When you ask Al London how he became the CEO of Indiana’s first mission-driven bank, he doesn’t start with a business plan or a boardroom. He starts with a story.
Not the story of a CEO, but of a young man in 1995, recently fired from a rent-to-own furniture store, ironing his shirt and putting on his best pair of khakis for an interview he didn’t know would shape his life.
That day, a temp agency receptionist handed him a chance — an inbound call center job at a bank. No grand ambitions. No roadmap. Just a need for work, a daughter to support, and a belief in showing up.
Twenty-eight years later, that chance turned into a career of steady rise and deep mentorship. But what stayed with Al wasn’t just the promotions or the paychecks — it was the people.
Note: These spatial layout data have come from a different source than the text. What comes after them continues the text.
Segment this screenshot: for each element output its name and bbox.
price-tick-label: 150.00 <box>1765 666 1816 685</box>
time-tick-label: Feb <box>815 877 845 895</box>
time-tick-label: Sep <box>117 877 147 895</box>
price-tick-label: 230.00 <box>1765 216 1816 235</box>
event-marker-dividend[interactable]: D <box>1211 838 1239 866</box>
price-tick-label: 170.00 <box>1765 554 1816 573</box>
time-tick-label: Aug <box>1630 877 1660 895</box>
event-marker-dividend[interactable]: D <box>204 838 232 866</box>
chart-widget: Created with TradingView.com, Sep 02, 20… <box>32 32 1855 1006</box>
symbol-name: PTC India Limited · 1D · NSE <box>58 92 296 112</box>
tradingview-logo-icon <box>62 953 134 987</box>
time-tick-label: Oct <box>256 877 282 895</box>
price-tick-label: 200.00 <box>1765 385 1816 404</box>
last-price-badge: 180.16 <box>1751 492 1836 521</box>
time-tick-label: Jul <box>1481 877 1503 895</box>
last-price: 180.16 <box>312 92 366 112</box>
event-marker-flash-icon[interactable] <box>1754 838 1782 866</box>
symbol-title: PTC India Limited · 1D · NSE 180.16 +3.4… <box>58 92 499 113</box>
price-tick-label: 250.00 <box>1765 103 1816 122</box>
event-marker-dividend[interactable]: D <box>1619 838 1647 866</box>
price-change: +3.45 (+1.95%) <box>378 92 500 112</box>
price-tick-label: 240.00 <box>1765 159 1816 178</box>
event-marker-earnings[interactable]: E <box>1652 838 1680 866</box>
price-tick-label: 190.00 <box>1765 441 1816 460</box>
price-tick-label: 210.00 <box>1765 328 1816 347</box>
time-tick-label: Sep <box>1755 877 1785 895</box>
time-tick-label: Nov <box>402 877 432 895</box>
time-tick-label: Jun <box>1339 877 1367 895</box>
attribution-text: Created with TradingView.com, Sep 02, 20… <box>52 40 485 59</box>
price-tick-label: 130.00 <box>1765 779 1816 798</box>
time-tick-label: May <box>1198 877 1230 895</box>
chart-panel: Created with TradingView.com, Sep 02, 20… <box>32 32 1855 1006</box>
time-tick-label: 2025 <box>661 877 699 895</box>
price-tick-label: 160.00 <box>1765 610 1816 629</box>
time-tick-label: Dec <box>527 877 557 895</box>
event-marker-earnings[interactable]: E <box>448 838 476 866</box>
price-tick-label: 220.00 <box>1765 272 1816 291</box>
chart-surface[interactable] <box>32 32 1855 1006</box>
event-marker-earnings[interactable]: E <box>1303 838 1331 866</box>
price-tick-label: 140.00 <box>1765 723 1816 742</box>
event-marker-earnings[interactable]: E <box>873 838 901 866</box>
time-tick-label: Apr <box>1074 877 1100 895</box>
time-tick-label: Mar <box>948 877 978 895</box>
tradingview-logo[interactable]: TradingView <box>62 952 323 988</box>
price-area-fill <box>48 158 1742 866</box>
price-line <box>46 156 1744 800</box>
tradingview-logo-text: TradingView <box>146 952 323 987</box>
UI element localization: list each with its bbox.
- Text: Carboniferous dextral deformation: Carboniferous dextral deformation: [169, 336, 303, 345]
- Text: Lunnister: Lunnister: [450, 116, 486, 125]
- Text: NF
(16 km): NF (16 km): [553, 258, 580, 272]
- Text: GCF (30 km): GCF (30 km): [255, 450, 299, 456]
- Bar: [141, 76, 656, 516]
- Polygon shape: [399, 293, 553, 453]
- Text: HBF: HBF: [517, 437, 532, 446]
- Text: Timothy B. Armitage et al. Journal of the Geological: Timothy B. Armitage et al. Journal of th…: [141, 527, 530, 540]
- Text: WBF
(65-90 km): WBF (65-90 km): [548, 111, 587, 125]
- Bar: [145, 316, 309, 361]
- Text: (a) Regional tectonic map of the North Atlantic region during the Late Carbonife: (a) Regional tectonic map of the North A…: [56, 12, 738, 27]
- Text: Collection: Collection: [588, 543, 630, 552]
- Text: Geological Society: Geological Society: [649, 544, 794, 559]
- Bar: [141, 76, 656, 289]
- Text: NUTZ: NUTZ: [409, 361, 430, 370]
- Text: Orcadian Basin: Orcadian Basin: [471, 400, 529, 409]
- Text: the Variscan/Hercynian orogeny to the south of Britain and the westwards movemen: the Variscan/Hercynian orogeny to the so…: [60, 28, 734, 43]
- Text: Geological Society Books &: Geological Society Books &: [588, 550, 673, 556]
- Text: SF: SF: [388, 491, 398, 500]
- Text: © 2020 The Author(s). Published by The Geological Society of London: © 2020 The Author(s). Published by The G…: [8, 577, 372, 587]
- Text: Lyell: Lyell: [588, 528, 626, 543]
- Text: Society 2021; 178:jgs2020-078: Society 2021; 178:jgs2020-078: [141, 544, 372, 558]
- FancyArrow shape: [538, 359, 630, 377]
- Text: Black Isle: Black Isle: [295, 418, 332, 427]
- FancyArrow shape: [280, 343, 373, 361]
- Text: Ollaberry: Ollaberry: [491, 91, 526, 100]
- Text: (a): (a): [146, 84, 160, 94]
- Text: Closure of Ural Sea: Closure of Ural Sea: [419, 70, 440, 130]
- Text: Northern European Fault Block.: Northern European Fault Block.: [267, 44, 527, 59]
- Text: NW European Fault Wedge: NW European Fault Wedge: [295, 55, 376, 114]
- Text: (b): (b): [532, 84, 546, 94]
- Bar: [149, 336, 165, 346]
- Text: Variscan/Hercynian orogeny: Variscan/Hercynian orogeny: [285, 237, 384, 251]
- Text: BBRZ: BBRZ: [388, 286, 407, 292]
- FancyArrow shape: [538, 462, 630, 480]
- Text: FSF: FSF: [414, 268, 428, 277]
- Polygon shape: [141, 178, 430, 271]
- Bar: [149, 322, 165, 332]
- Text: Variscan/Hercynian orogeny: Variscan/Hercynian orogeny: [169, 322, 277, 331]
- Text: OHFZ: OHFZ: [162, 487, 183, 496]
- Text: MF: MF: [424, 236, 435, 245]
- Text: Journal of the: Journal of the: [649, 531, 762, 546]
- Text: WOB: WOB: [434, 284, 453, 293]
The mentors who said, “You’ve got more in you.” The leaders who taught him to show up, stay humble, and speak the truth.
And it’s those same truths that led Al — at the height of a successful career with America’s largest bank — to say yes to something few would dare to dream: launching a bank that doesn’t just serve a community but uplifts it.
A Bank Unlike Any Other
Generations Community Bank isn’t just the first Minority Depository Institution (MDI) in Indiana — it’s a first-of-its-kind collaboration, born from a partnership between community, corporate visionaries, and banks that believed in doing more than business as usual.
It’s a bank built to serve all, with a special mission to uplift those historically underserved — Black and Brown families, immigrants, first-time homebuyers, and small business owners. It’s not about risky lending. It’s about concierge-level service, transparency, and building wealth that lasts.
It’s a place where financial education is served with a cup of coffee. Where denied mortgages don’t end in silence but begin in coaching. Where wealth-building isn’t a pitch, it’s a promise for generations.
The Fork in the Road: Saying Yes to Legacy
Al didn’t say yes to Generations right away. When the opportunity first came, he turned it down. But a year later, something shifted.
“I turned 50, and I started asking myself — what legacy am I leaving? How have I impacted my community? Could I honor my mother’s values in my work?”
Al London, CEO Generations Community Bank
His mother, a beloved figure in their small Georgia town, was known for her faith and love for community. Generations became a way to honor her, to serve the city that welcomed him in 1992, and to stay in a field that had given him a good life.
As Al puts it, “This is personal. I get to honor my mother’s values, my community’s needs, and the career that’s shaped me, all in one mission”.
The Baker Hill Connection: Tech with a Human Touch

When Al met Rob Foreman from Baker Hill, he wasn’t shopping for software — he was looking for a partner. Someone who could demystify what it takes to run a five-star lending operation. Someone who didn’t just talk platforms, but who listened.
“Baker Hill to me is Rob Foreman,” Al said. “It’s not just tech. It’s trust.”
Every vendor decision matters when you’re building a bank from scratch. For Al, it wasn’t just about features, it was about character. “Every experience right now touches the customer eventually,” he shared. “So, if I trust you with my training, my systems, I’m also trusting you with my community.”
Baker Hill’s lending platform will power Generations. But more than that, it reflects what Generations stands for: clarity over confusion, relationships over transactions, mission over margin.
More Than a Startup — A Movement

In an industry where only 48 new banks have launched nationwide since 2020 — and fewer still with a mission-first model — Generations is rare.
It’s also right on time.
Indiana’s racial wealth gap remains stark, with white households holding 7.8 times the net wealth of Black households. Generations aims to change that; one mortgage, one small business loan, one financial literacy conversation at a time.
But for Al, the real work is just beginning.
“We’re not a Black bank. We’re not a Latino bank. We’re a mission-driven bank for everyone. And if we do it right, we’ll build trust that lasts not just years; but generations.”
A New Chapter, Written Together
At Baker Hill, we believe the power of standing beside bold leaders; not just delivering tools, but walking the road with them.
In Al London and Generations Community Bank, we see the kind of leadership that turns intention into action, and vision into real community-first change.